75:29 وَٱلْتَفَّتِ ٱلسَّاقُ بِٱلسَّاقِ
75:29 Ve bacak bacağa dolaşır. - Diyanet Vakfi (Turkish)

75:30 إِلَىٰ رَبِّكَ يَوْمَئِذٍ ٱلْمَسَاقُ
75:30 İşte o gün sevkedilecek yer, sadece Rabbinin huzurudur. - Diyanet Vakfi (Turkish)

75:31 فَلَا صَدَّقَ وَلَا صَلَّىٰ
75:31 İşte o, (Peygamber'in getirdiğini) doğru kabul etmemiş, namaz da kılmamıştı. - Diyanet Vakfi (Turkish)

75:32 وَلَـٰكِن كَذَّبَ وَتَوَلَّىٰ
75:32 Aksine yalan saymış ve yüz çevirmişti. - Diyanet Vakfi (Turkish)

75:33 ثُمَّ ذَهَبَ إِلَىٰٓ أَهْلِهِۦ يَتَمَطَّىٰٓ
75:33 Sonra da çalım sata sata yürüyerek kendi ehline (taraftarlarına) gitmişti. - Diyanet Vakfi (Turkish)

75:34 أَوْلَىٰ لَكَ فَأَوْلَىٰ
75:34 Layıktır (o azap) sana, layık! - Diyanet Vakfi (Turkish)

75:35 ثُمَّ أَوْلَىٰ لَكَ فَأَوْلَىٰٓ
75:35 Evet, layıktır sana (o azap) layık! - Diyanet Vakfi (Turkish)

75:36 أَيَحْسَبُ ٱلْإِنسَـٰنُ أَن يُتْرَكَ سُدًى
75:36 İnsan, kendisinin başıboş bırakılacağını mı sanır! - Diyanet Vakfi (Turkish)

75:37 أَلَمْ يَكُ نُطْفَةً مِّن مَّنِىٍّ يُمْنَىٰ
75:37 O, (döl yatağına) akıtılan meninin içinden bir nutfe (sperm) değil miydi? - Diyanet Vakfi (Turkish)

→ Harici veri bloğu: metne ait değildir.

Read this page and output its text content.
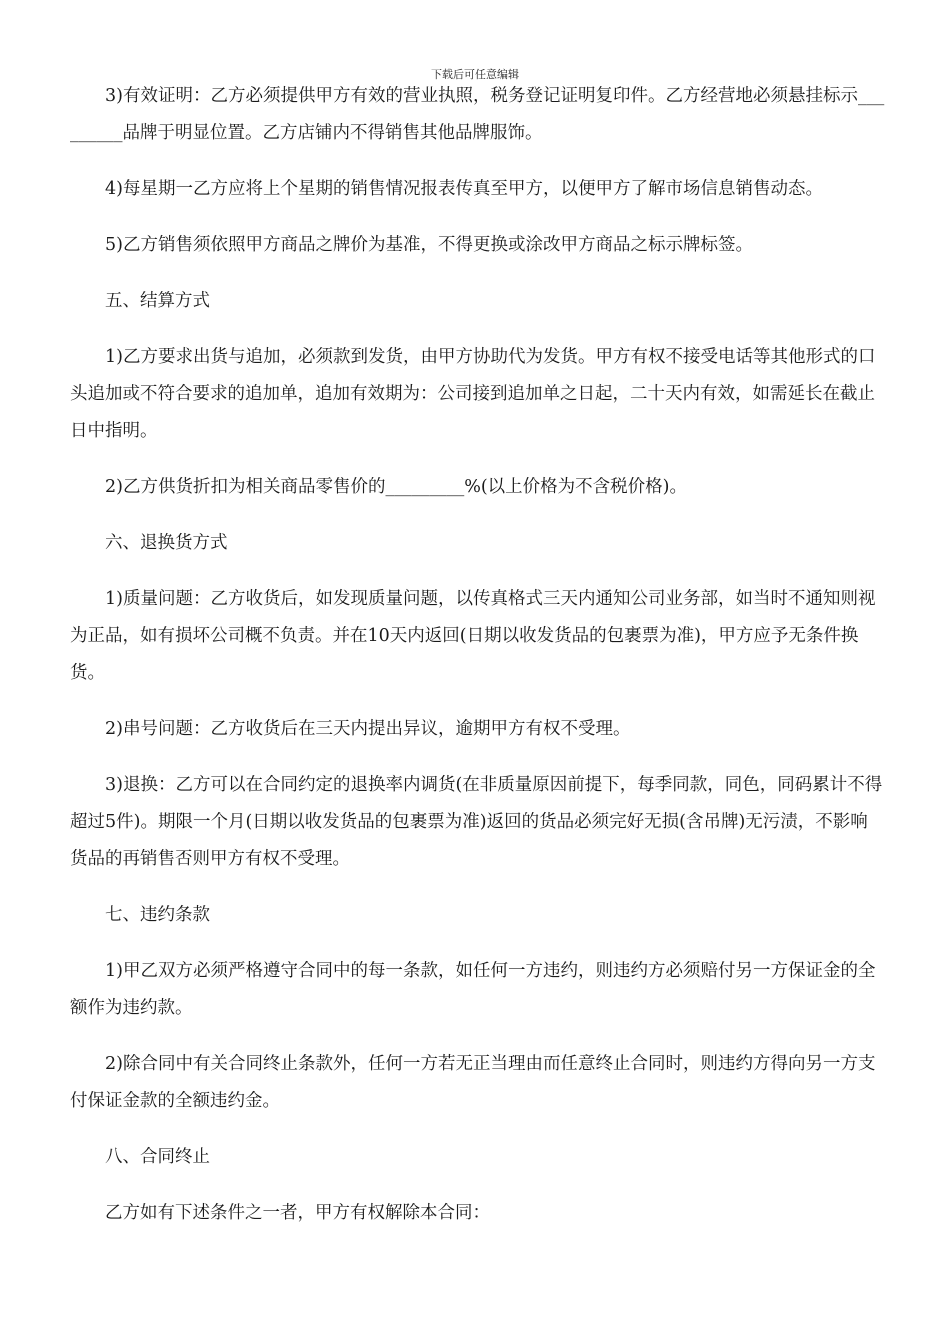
下载后可任意编辑

3)有效证明：乙方必须提供甲方有效的营业执照，税务登记证明复印件。乙方经营地必须悬挂标示_________品牌于明显位置。乙方店铺内不得销售其他品牌服饰。

4)每星期一乙方应将上个星期的销售情况报表传真至甲方，以便甲方了解市场信息销售动态。

5)乙方销售须依照甲方商品之牌价为基准，不得更换或涂改甲方商品之标示牌标签。

五、结算方式

1)乙方要求出货与追加，必须款到发货，由甲方协助代为发货。甲方有权不接受电话等其他形式的口头追加或不符合要求的追加单，追加有效期为：公司接到追加单之日起，二十天内有效，如需延长在截止日中指明。

2)乙方供货折扣为相关商品零售价的_________%(以上价格为不含税价格)。

六、退换货方式

1)质量问题：乙方收货后，如发现质量问题，以传真格式三天内通知公司业务部，如当时不通知则视为正品，如有损坏公司概不负责。并在10天内返回(日期以收发货品的包裹票为准)，甲方应予无条件换货。

2)串号问题：乙方收货后在三天内提出异议，逾期甲方有权不受理。

3)退换：乙方可以在合同约定的退换率内调货(在非质量原因前提下，每季同款，同色，同码累计不得超过5件)。期限一个月(日期以收发货品的包裹票为准)返回的货品必须完好无损(含吊牌)无污渍，不影响货品的再销售否则甲方有权不受理。

七、违约条款

1)甲乙双方必须严格遵守合同中的每一条款，如任何一方违约，则违约方必须赔付另一方保证金的全额作为违约款。

2)除合同中有关合同终止条款外，任何一方若无正当理由而任意终止合同时，则违约方得向另一方支付保证金款的全额违约金。

八、合同终止

乙方如有下述条件之一者，甲方有权解除本合同：
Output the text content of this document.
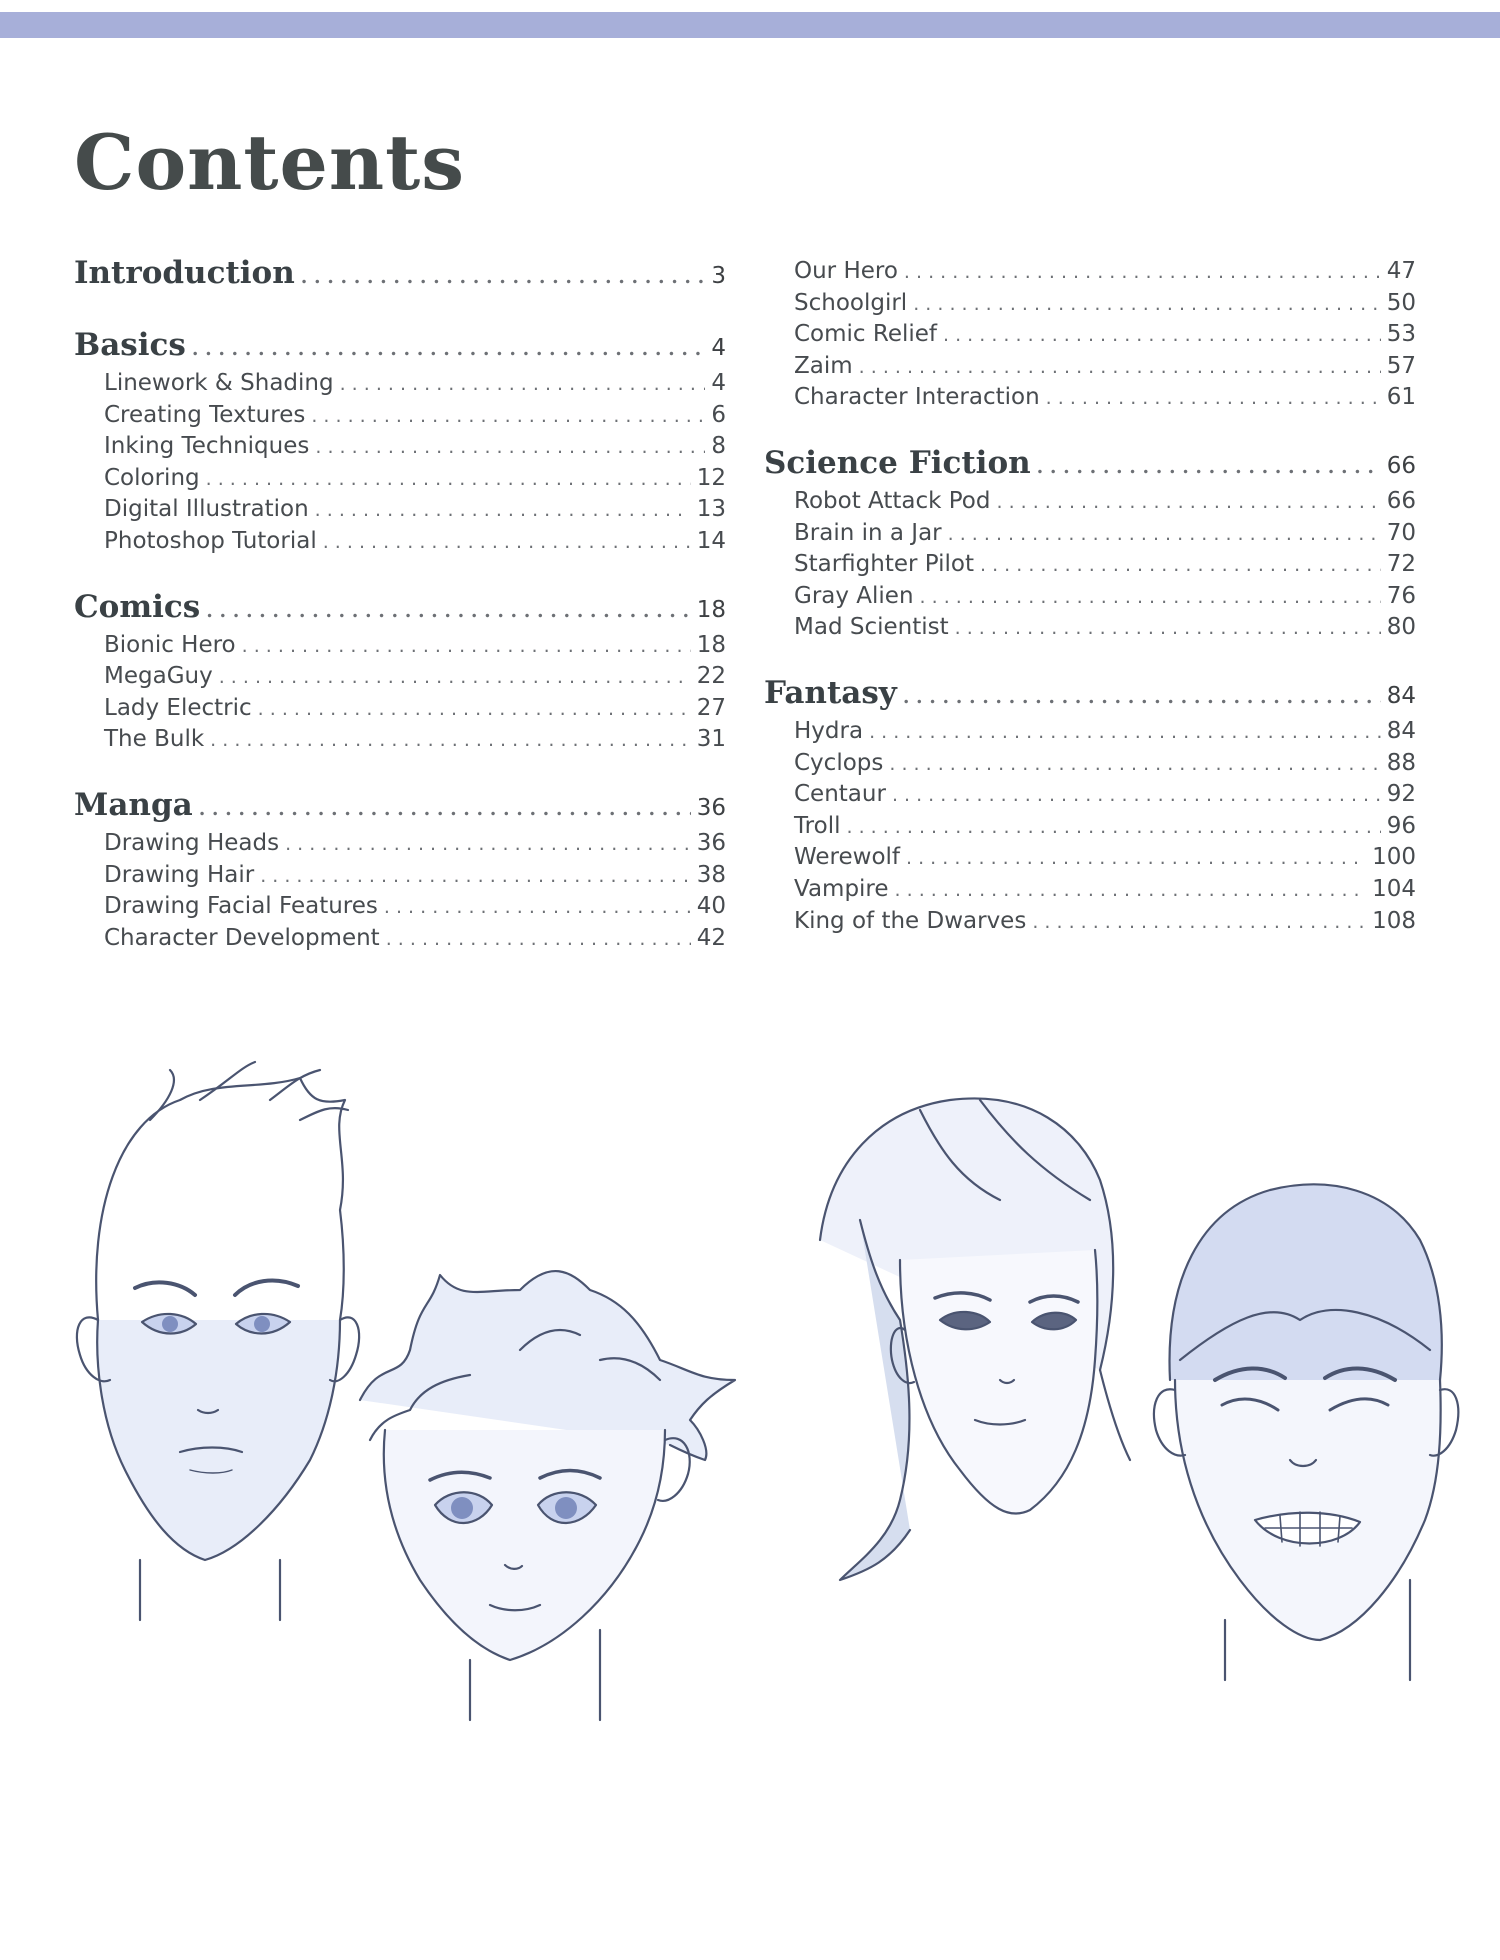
Contents
Introduction . . .	3
Basics . . .	4
Linework & Shading . . .	4
Creating Textures . . .	6
Inking Techniques . . .	8
Coloring . . .	12
Digital Illustration . . .	13
Photoshop Tutorial . . .	14
Comics . . .	18
Bionic Hero . . .	18
MegaGuy . . .	22
Lady Electric . . .	27
The Bulk . . .	31
Manga . . .	36
Drawing Heads . . .	36
Drawing Hair . . .	38
Drawing Facial Features . . .	40
Character Development . . .	42
Our Hero . . .	47
Schoolgirl . . .	50
Comic Relief . . .	53
Zaim . . .	57
Character Interaction . . .	61
Science Fiction . . .	66
Robot Attack Pod . . .	66
Brain in a Jar . . .	70
Starfighter Pilot . . .	72
Gray Alien . . .	76
Mad Scientist . . .	80
Fantasy . . .	84
Hydra . . .	84
Cyclops . . .	88
Centaur . . .	92
Troll . . .	96
Werewolf . . .	100
Vampire . . .	104
King of the Dwarves . . .	108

75:38 ثُمَّ كَانَ عَلَقَةً فَخَلَقَ فَسَوَّىٰ
75:38 Sonra bu, alaka (aşılanmış yumurta) olmuş, derken Allah onu (insan biçiminde) yaratıp şekillendirmişti. - Diyanet Vakfi (Turkish)

75:39 فَجَعَلَ مِنْهُ ٱلزَّوْجَيْنِ ٱلذَّكَرَ وَٱلْأُنثَىٰٓ
75:39 Ondan da iki eşi, yani erkek ve dişiyi var etmişti. - Diyanet Vakfi (Turkish)

75:40 أَلَيْسَ ذَٰلِكَ بِقَـٰدِرٍ عَلَىٰٓ أَن يُحْـِۧىَ ٱلْمَوْتَىٰ
75:40 Peki (bunları yapan) Allah'ın, ölüleri tekrar diriltmeye gücü yetmez mi? - Diyanet Vakfi (Turkish)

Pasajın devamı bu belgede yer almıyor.